Having a large number of protected areas, Scotland harbours unique flora and fauna. Natural Museums Scotland and NatureScot recently partnered with the DToL for a series of field trips to collect insects and other invertebrates for sequencing in several National Nature Reserves in Scotland, including Beinn Eighe, established in 1951 to protect Caledonian pine forest.
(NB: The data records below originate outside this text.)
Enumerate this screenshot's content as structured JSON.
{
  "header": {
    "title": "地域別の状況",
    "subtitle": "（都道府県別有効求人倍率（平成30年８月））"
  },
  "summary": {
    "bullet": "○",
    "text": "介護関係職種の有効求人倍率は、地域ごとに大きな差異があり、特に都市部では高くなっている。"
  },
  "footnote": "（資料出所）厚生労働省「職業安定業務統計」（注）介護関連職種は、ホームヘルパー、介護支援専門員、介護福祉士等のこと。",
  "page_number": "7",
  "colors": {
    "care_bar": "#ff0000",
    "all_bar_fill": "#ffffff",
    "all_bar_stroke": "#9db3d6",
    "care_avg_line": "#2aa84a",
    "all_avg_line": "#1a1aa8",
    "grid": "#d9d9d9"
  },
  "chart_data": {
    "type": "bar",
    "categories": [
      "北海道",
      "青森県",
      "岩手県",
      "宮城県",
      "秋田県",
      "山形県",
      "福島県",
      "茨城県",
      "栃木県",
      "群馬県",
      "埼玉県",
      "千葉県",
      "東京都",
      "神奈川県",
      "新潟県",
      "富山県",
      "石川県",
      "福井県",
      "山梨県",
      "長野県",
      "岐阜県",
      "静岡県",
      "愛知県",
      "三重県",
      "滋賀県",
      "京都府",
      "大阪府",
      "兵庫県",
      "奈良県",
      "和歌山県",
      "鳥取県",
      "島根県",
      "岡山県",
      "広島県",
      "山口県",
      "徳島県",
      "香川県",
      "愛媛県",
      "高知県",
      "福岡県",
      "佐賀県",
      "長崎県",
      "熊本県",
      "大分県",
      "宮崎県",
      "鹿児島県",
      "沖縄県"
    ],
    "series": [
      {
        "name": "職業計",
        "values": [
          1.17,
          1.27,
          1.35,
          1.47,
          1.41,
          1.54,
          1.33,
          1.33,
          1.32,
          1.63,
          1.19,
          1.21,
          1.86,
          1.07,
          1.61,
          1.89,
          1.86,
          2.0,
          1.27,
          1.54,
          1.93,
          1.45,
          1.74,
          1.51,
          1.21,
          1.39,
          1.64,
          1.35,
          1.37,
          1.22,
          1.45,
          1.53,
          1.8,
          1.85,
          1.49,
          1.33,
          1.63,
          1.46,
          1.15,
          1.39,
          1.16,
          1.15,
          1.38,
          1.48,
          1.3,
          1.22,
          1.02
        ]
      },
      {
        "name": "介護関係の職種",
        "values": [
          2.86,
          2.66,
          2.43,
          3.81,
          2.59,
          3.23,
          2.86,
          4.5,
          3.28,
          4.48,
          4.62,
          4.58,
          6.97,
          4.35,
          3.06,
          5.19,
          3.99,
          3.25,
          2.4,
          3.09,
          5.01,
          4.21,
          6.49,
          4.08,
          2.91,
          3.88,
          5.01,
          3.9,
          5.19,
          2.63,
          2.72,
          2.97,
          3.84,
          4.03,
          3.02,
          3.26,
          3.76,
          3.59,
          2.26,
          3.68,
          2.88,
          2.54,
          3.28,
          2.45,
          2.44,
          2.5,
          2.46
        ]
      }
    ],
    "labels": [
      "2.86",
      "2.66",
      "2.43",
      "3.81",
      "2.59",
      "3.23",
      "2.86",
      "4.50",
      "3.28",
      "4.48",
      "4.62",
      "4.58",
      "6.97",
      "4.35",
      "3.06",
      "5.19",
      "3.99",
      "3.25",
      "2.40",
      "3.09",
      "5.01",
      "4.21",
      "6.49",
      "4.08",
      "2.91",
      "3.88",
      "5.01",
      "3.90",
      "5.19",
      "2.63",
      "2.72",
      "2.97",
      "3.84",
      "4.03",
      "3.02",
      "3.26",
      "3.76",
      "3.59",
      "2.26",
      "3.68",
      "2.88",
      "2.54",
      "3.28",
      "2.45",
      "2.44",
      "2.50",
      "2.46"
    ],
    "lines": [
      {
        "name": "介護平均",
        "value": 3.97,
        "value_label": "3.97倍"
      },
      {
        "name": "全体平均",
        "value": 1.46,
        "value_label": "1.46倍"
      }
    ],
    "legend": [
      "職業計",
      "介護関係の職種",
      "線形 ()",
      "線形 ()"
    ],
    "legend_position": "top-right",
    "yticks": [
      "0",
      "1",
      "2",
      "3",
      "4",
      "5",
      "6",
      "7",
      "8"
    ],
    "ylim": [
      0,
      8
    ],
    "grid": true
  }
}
In order to get a complete genome, tissue samples must be frozen in liquid nitrogen as soon as possible, therefore samples have to be processed in an improvised lab immediately after collecting. Specimens collected in malaise traps are sorted into individual wells and DNA is extracted without damaging the specimen itself. Thus, experts could identify insects, and DNA could be used to extract a short sequence of COI gene, which is unique for every species (so-called barcode).
These barcodes could be matched with complete genomes of unidentified DToL species so we would know their scientific names.
After processing, DNA extraction, and sequencing, all voucher specimens collected in Scotland will be transferred to NMS to be kept in permanent collection, as an invaluable resource documenting our biodiversity. Unique areas like Beinn Eighe may become long-term genomic observatories helping us to understand these ecosystems and to protect nature.